I bought a ‘Vintage Dry’ kit expansion pack for my Addictive Drums virtual instrument plugin and the sounds reminded me so much of the kit sounds and those slow drum fills of the mid 60s that I wrote this Beatles/Traffic psychedelia pastiche.  I wanted to evoke that warm English summer of 1967 when I was a budding 19 year old guitarist and the air was filled with not only the heady scent of flowers but also the imagery of Lewis Carroll, paradoxes, playing cards, mysticism, hidden meanings, mazes, kaleidoscopes, altered states and all things mystical and esoteric.

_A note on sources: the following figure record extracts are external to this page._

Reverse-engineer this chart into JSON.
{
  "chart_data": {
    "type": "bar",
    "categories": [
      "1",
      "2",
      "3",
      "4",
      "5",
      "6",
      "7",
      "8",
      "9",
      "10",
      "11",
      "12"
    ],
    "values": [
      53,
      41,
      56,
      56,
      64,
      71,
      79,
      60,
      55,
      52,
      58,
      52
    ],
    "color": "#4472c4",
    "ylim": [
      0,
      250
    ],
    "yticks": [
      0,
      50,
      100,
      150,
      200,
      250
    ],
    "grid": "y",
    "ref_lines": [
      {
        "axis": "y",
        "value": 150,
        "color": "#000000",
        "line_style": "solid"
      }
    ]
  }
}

I used PG Music’s Band In A Box to give me piano, strings, bass and rhythm guitar parts over my deliberately odd chord progression, and a flutes patch on my Roland Fantom X6 made for a nice Mellotron impersonation using the same piano part.

Technical notes:

I used Cakewalk’s Sonar Producer X2a to record, arrange and mix the project.  I recorded my guitar parts with my old Epiphone Flying V.  I made the backwards solo using a lot of trial and error!  In order to go with the languid chord progression I had to try and predict what needed to be played forwards so it sounded correct when reversed!

For the vocals I used my usual old RodeNT2 mic, treated with some Fabfilter Pro-Q EQ, an EZMIX2 ‘70s Rock’ vocals preset and some hall reverb.  I sang the vocal twice, panning the main one 30% right and the supporting one 60% left with some phasing effect added to it.  The final mix was mastered using T-RackS CS Grand software with limiting provided by FabFilter’s Pro-L limiter.

I made the video using Serif’s MoviePlus X6.  Some of the footage is my own from a visit to Packwood House, a National Trust Property near Knowle, West Midlands with the rest gathered from free HD clips found on the internet.